Government Post Graduate College Bannu is Government sector college located in Bannu town of Khyber Pakhtunkhwa in Pakistan. The college offers programs for intermediate level both in Arts and Science groups for which it is affiliated with Board of Intermediate and Secondary Education Bannu. The college also offers 2-year BA & BSc programs plus 4 years BS programs in various disciplines for which it is affiliated with University of Science and Technology Bannu.

Overview and history 
Government Post Graduate College Bannu started as Intermediate college in 1951. Initially it started classes only in Social Sciences (Arts). Science classes were started in 1954. In 1955, the college started degree level Social Sciences classes while in 1967, it started degree courses in Science.

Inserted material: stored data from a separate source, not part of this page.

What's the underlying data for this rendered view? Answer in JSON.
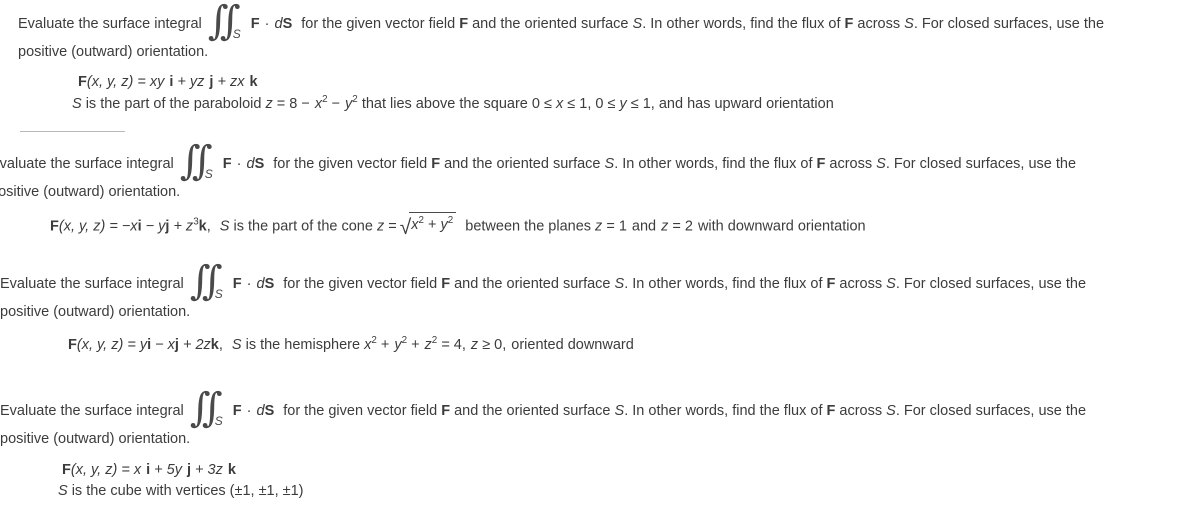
{
  "document": {
    "type": "math-exercise-sheet",
    "background": "#ffffff",
    "text_color": "#3c3c3c",
    "problems": [
      {
        "id": "problem-1",
        "stem_part_1": "Evaluate the surface integral",
        "integral_symbol": "double-integral-over-S",
        "integral_subscript": "S",
        "stem_part_2": "F · dS",
        "stem_part_3": "for the given vector field",
        "stem_part_4": "F",
        "stem_part_5": "and the oriented surface",
        "stem_part_6": "S",
        "stem_part_7": ". In other words, find the flux of",
        "stem_part_8": "F",
        "stem_part_9": "across",
        "stem_part_10": "S",
        "stem_part_11": ". For closed surfaces, use the",
        "stem_line_2": "positive (outward) orientation.",
        "formula_lines": [
          "F(x, y, z) = xy i + yz j + zx k",
          "S is the part of the paraboloid z = 8 − x² − y² that lies above the square 0 ≤ x ≤ 1, 0 ≤ y ≤ 1,  and has upward orientation"
        ]
      },
      {
        "id": "problem-2",
        "stem_part_1": "Evaluate the surface integral",
        "stem_line_2": "positive (outward) orientation.",
        "formula_lines": [
          "F(x, y, z) = −xi − yj + z³k,  S is the part of the cone z = √(x² + y²)  between the planes z = 1  and  z = 2  with downward orientation"
        ]
      },
      {
        "id": "problem-3",
        "stem_part_1": "Evaluate the surface integral",
        "stem_line_2": "positive (outward) orientation.",
        "formula_lines": [
          "F(x, y, z) = yi − xj + 2zk,  S is the hemisphere x² + y² + z² = 4,  z ≥ 0,  oriented downward"
        ]
      },
      {
        "id": "problem-4",
        "stem_part_1": "Evaluate the surface integral",
        "stem_line_2": "positive (outward) orientation.",
        "formula_lines": [
          "F(x, y, z) = x i + 5y j + 3z k",
          "S is the cube with vertices  (±1, ±1, ±1)"
        ]
      }
    ],
    "tokens": {
      "evaluate_stem": "Evaluate the surface integral",
      "dot": "·",
      "dS": "dS",
      "F": "F",
      "S": "S",
      "for_given": "for the given vector field",
      "and_oriented": "and the oriented surface",
      "in_other_words": ". In other words, find the flux of",
      "across": "across",
      "for_closed": ". For closed surfaces, use the",
      "positive_outward": "positive (outward) orientation.",
      "eq": "=",
      "plus": "+",
      "minus": "−",
      "comma": ",",
      "leq": "≤",
      "geq": "≥",
      "pm": "±",
      "radical": "√"
    },
    "p1": {
      "f_lhs": "F",
      "f_args": "(x, y, z)",
      "f_eq": "= xy",
      "i": "i",
      "plus1": "+ yz",
      "j": "j",
      "plus2": "+ zx",
      "k": "k",
      "s_intro": "S",
      "s_text_1": "is the part of the paraboloid",
      "s_z": "z",
      "s_eq8": "= 8 −",
      "s_x": "x",
      "s_sup2a": "2",
      "s_minus": "−",
      "s_y": "y",
      "s_sup2b": "2",
      "s_text_2": "that lies above the square 0 ≤",
      "s_x2": "x",
      "s_text_3": "≤ 1, 0 ≤",
      "s_y2": "y",
      "s_text_4": "≤ 1,  and has upward orientation"
    },
    "p2": {
      "f_lhs": "F",
      "f_args": "(x, y, z)",
      "f_eq": "= −x",
      "i": "i",
      "m1": "− y",
      "j": "j",
      "p1": "+ z",
      "sup3": "3",
      "k": "k",
      "comma": ",",
      "s_intro": "S",
      "s_text_1": "is the part of the cone",
      "s_z": "z",
      "s_eq": "=",
      "rad_x": "x",
      "rad_sup1": "2",
      "rad_plus": "+",
      "rad_y": "y",
      "rad_sup2": "2",
      "s_text_2": "between the planes",
      "s_z1": "z",
      "s_eq1": "= 1",
      "s_and": "and",
      "s_z2": "z",
      "s_eq2": "= 2",
      "s_text_3": "with downward orientation"
    },
    "p3": {
      "f_lhs": "F",
      "f_args": "(x, y, z)",
      "f_eq": "= y",
      "i": "i",
      "m1": "− x",
      "j": "j",
      "p1": "+ 2z",
      "k": "k",
      "comma": ",",
      "s_intro": "S",
      "s_text_1": "is the hemisphere",
      "s_x": "x",
      "sup2a": "2",
      "s_plus1": "+",
      "s_y": "y",
      "sup2b": "2",
      "s_plus2": "+",
      "s_z": "z",
      "sup2c": "2",
      "s_eq4": "= 4,",
      "s_z2": "z",
      "s_geq": "≥ 0,",
      "s_text_2": "oriented downward"
    },
    "p4": {
      "f_lhs": "F",
      "f_args": "(x, y, z)",
      "f_eq": "= x",
      "i": "i",
      "p1": "+ 5y",
      "j": "j",
      "p2": "+ 3z",
      "k": "k",
      "s_intro": "S",
      "s_text_1": "is the cube with vertices  (±1, ±1, ±1)"
    },
    "divider": {
      "present": true,
      "color": "#b9b9b9"
    }
  }
}
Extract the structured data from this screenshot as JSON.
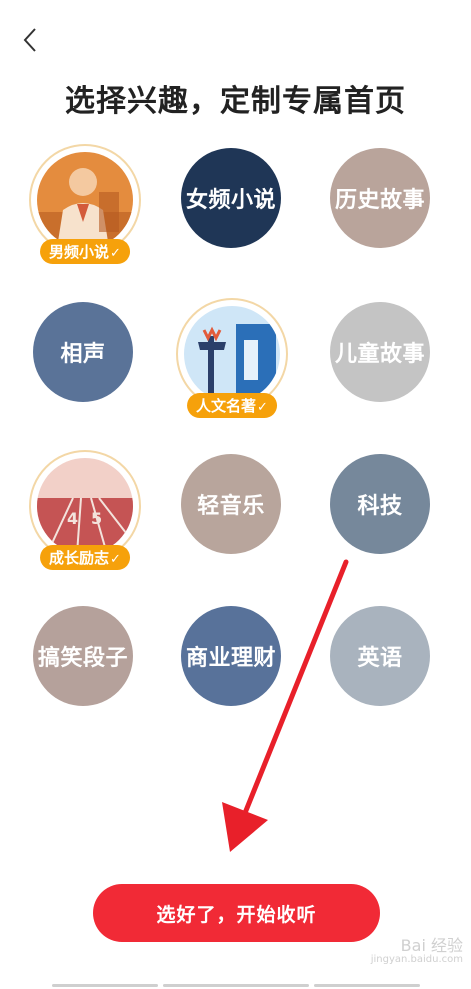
{
  "header": {
    "back_icon": "chevron-left-icon",
    "title": "选择兴趣，定制专属首页"
  },
  "interests": [
    {
      "label": "男频小说",
      "selected": true,
      "color": "#e8873a"
    },
    {
      "label": "女频小说",
      "selected": false,
      "color": "#1f3656"
    },
    {
      "label": "历史故事",
      "selected": false,
      "color": "#b9a49b"
    },
    {
      "label": "相声",
      "selected": false,
      "color": "#5a7398"
    },
    {
      "label": "人文名著",
      "selected": true,
      "color": "#cfe6f7"
    },
    {
      "label": "儿童故事",
      "selected": false,
      "color": "#c4c4c4"
    },
    {
      "label": "成长励志",
      "selected": true,
      "color": "#c85a5a"
    },
    {
      "label": "轻音乐",
      "selected": false,
      "color": "#b8a59c"
    },
    {
      "label": "科技",
      "selected": false,
      "color": "#76889b"
    },
    {
      "label": "搞笑段子",
      "selected": false,
      "color": "#b5a19b"
    },
    {
      "label": "商业理财",
      "selected": false,
      "color": "#58729a"
    },
    {
      "label": "英语",
      "selected": false,
      "color": "#a9b3be"
    }
  ],
  "check_mark": "✓",
  "cta": {
    "label": "选好了，开始收听"
  },
  "watermark": {
    "text": "Bai 经验",
    "sub": "jingyan.baidu.com"
  },
  "annotation": {
    "arrow_color": "#e8202a"
  }
}
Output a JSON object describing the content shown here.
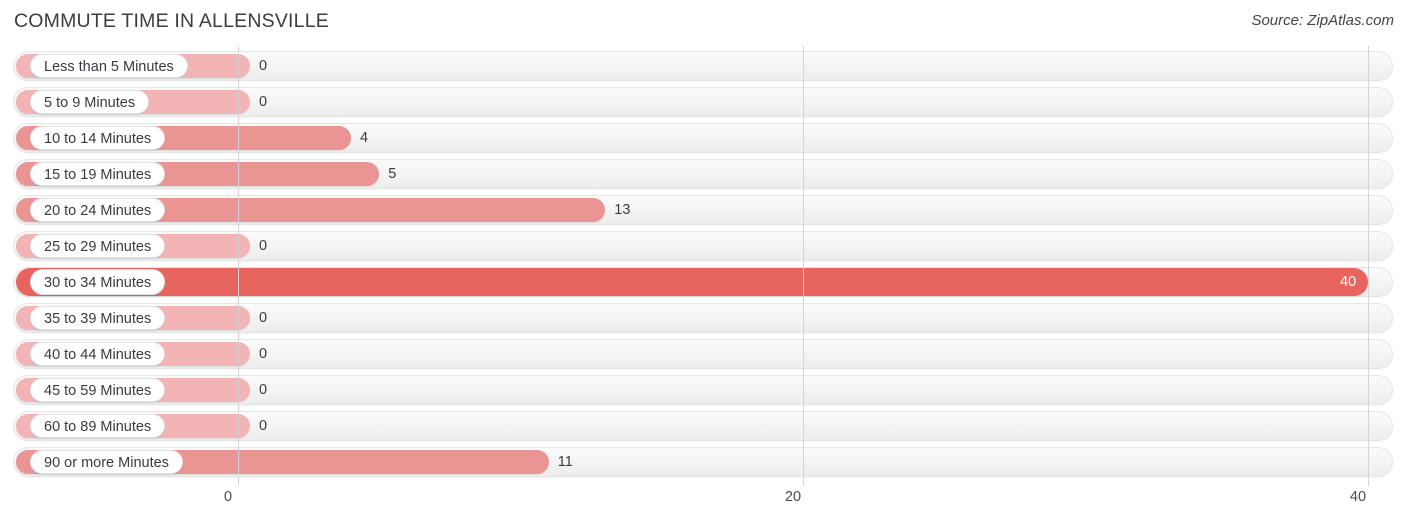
{
  "header": {
    "title": "COMMUTE TIME IN ALLENSVILLE",
    "source": "Source: ZipAtlas.com"
  },
  "colors": {
    "bar_zero": "#f2b4b4",
    "bar_normal": "#eb9494",
    "bar_max": "#e8645f",
    "track": "#f4f4f5",
    "gridline": "#d3d3d6",
    "text": "#3a3a40",
    "value_in_bar": "#ffffff"
  },
  "axis": {
    "ticks": [
      {
        "label": "0",
        "value": 0
      },
      {
        "label": "20",
        "value": 20
      },
      {
        "label": "40",
        "value": 40
      }
    ],
    "min": 0,
    "max": 40
  },
  "chart_data": {
    "type": "bar",
    "orientation": "horizontal",
    "title": "COMMUTE TIME IN ALLENSVILLE",
    "subtitle": "Source: ZipAtlas.com",
    "xlabel": "",
    "ylabel": "",
    "xlim": [
      0,
      40
    ],
    "grid": true,
    "legend": null,
    "categories": [
      "Less than 5 Minutes",
      "5 to 9 Minutes",
      "10 to 14 Minutes",
      "15 to 19 Minutes",
      "20 to 24 Minutes",
      "25 to 29 Minutes",
      "30 to 34 Minutes",
      "35 to 39 Minutes",
      "40 to 44 Minutes",
      "45 to 59 Minutes",
      "60 to 89 Minutes",
      "90 or more Minutes"
    ],
    "values": [
      0,
      0,
      4,
      5,
      13,
      0,
      40,
      0,
      0,
      0,
      0,
      11
    ],
    "value_labels": [
      "0",
      "0",
      "4",
      "5",
      "13",
      "0",
      "40",
      "0",
      "0",
      "0",
      "0",
      "11"
    ]
  },
  "rows": [
    {
      "label": "Less than 5 Minutes",
      "value": 0,
      "display": "0",
      "tone": "zero",
      "label_inside": false
    },
    {
      "label": "5 to 9 Minutes",
      "value": 0,
      "display": "0",
      "tone": "zero",
      "label_inside": false
    },
    {
      "label": "10 to 14 Minutes",
      "value": 4,
      "display": "4",
      "tone": "normal",
      "label_inside": false
    },
    {
      "label": "15 to 19 Minutes",
      "value": 5,
      "display": "5",
      "tone": "normal",
      "label_inside": false
    },
    {
      "label": "20 to 24 Minutes",
      "value": 13,
      "display": "13",
      "tone": "normal",
      "label_inside": false
    },
    {
      "label": "25 to 29 Minutes",
      "value": 0,
      "display": "0",
      "tone": "zero",
      "label_inside": false
    },
    {
      "label": "30 to 34 Minutes",
      "value": 40,
      "display": "40",
      "tone": "max",
      "label_inside": true
    },
    {
      "label": "35 to 39 Minutes",
      "value": 0,
      "display": "0",
      "tone": "zero",
      "label_inside": false
    },
    {
      "label": "40 to 44 Minutes",
      "value": 0,
      "display": "0",
      "tone": "zero",
      "label_inside": false
    },
    {
      "label": "45 to 59 Minutes",
      "value": 0,
      "display": "0",
      "tone": "zero",
      "label_inside": false
    },
    {
      "label": "60 to 89 Minutes",
      "value": 0,
      "display": "0",
      "tone": "zero",
      "label_inside": false
    },
    {
      "label": "90 or more Minutes",
      "value": 11,
      "display": "11",
      "tone": "normal",
      "label_inside": false
    }
  ]
}
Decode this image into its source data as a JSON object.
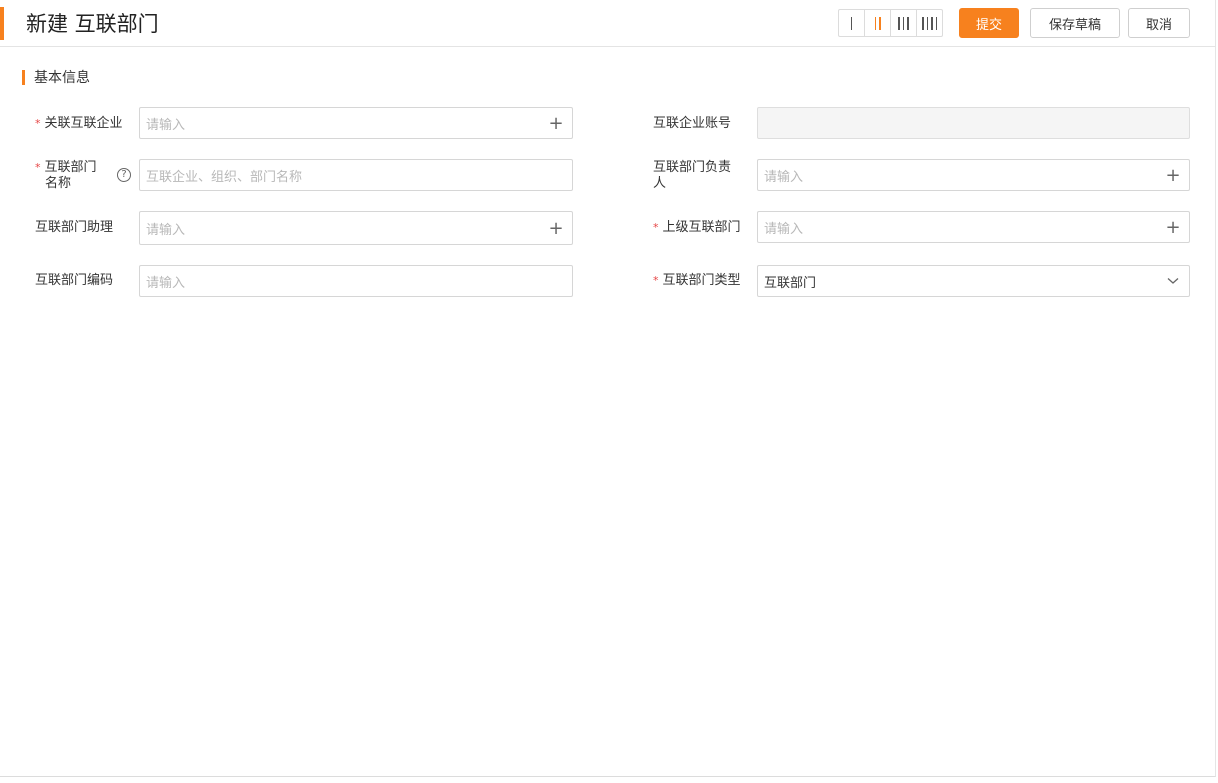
{
  "header": {
    "title": "新建 互联部门",
    "submit_label": "提交",
    "save_draft_label": "保存草稿",
    "cancel_label": "取消",
    "layout_options": [
      "I",
      "II",
      "III",
      "IIII"
    ],
    "layout_selected": "II",
    "accent_color": "#f7811e"
  },
  "section": {
    "title": "基本信息"
  },
  "fields": {
    "linked_company": {
      "label": "关联互联企业",
      "required": true,
      "placeholder": "请输入",
      "action_icon": "plus-icon"
    },
    "company_account": {
      "label": "互联企业账号",
      "required": false,
      "value": "",
      "disabled": true
    },
    "dept_name": {
      "label_line1": "互联部门",
      "label_line2": "名称",
      "required": true,
      "placeholder": "互联企业、组织、部门名称",
      "help_icon": "question-circle-icon"
    },
    "dept_leader": {
      "label_line1": "互联部门负责",
      "label_line2": "人",
      "required": false,
      "placeholder": "请输入",
      "action_icon": "plus-icon"
    },
    "dept_assistant": {
      "label": "互联部门助理",
      "required": false,
      "placeholder": "请输入",
      "action_icon": "plus-icon"
    },
    "parent_dept": {
      "label": "上级互联部门",
      "required": true,
      "placeholder": "请输入",
      "action_icon": "plus-icon"
    },
    "dept_code": {
      "label": "互联部门编码",
      "required": false,
      "placeholder": "请输入"
    },
    "dept_type": {
      "label": "互联部门类型",
      "required": true,
      "value": "互联部门",
      "action_icon": "chevron-down-icon"
    }
  },
  "required_mark": "*",
  "help_glyph": "?",
  "plus_glyph": "+"
}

In 1973, Postgraduate level degree classes were started in English, Botany, Chemistry and Economics. Political Science and Mathematics classes were started in 1980.

BS 4-Years degree programs were started in 2010–2011 in the subjects of Zoology, Physics, computer Science, Electronics, Economics, Political Science, Chemistry, Health and Physical Education, English, Botany, Mathematics and Pakistan Studies.

Departments and faculties 
The college has the following departments and faculties.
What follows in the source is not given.